I reclined on the sofa, facing out towards the lake. There was a beautiful weeping willow on a spit of land just across the lake. Salix Babylonica, I thought, remembering the Latin name of the tree. I gazed at its branches, sweeping gracefully down, for a long time. Although I had majored in English in college, I had taken forestry and botany classes as well. The joke on campus was that you could always differentiate the dendrology students from the systematic botany students. The former walked around looking up at trees while the latter walked around looking down at objects on the ground. How many times had I gazed up into the branches of a tree when my forestry professor would say, “Quiz that tree?” How many times had I dropped to the ground while walking to class or Gaylor Hall for breakfast to investigate an unusual flower that caught my eye? I had scoured books upon books in the library for the lore and culture of trees and flowers. I thrilled at learning the place and meaning they held in mythology and legend.

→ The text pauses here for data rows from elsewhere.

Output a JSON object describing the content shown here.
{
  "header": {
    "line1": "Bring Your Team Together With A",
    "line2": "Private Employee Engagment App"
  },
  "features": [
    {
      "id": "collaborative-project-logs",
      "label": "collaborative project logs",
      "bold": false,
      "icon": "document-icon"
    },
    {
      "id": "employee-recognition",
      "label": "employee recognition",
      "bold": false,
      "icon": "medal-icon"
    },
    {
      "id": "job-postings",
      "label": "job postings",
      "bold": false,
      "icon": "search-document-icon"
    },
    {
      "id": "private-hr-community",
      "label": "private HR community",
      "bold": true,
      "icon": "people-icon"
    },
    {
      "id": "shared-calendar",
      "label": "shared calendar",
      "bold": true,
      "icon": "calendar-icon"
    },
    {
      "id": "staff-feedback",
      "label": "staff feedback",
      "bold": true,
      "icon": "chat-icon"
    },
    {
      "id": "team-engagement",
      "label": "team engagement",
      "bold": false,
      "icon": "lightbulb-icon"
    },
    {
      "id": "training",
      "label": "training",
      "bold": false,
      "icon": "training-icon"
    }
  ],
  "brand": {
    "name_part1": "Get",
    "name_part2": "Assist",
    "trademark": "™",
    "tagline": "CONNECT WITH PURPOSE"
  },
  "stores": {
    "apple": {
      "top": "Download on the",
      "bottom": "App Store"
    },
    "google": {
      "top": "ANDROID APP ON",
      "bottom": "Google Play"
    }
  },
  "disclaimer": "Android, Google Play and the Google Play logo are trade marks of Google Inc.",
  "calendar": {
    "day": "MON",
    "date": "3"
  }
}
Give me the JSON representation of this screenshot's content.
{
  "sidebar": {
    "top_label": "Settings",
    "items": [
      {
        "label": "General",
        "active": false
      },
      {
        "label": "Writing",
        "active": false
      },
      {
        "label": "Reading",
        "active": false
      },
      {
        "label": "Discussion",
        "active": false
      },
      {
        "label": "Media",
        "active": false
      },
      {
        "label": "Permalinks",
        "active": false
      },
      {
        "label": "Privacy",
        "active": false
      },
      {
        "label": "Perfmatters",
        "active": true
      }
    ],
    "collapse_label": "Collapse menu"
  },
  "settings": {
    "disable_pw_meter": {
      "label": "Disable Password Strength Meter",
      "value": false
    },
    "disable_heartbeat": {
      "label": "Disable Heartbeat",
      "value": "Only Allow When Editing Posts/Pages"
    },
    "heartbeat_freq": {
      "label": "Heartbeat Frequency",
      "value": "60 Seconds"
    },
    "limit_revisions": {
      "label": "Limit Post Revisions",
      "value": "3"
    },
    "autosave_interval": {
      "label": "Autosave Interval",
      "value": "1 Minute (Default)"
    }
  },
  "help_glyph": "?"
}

Still gazing at the tree, I suddenly remembered. The weeping willow is associated with death. There are other associations, but the death thing seemed the only one I could remember. How apt, I thought.
Pulling my thoughts back into the lake house, I looked at the clock. It was 11:30 in the morning. Then I sank back down into the very tiny place that had become my reality. I positioned the gun and paused. If I did this, there was no turning back. This was going to be final. There was nothing, nothing else, nothing that was big enough to get me out of the whirlpool of depression. I both wanted to do this and not do it. I held my breath. I squeezed my eyes shut.
I clenched my teeth. I pulled the trigger.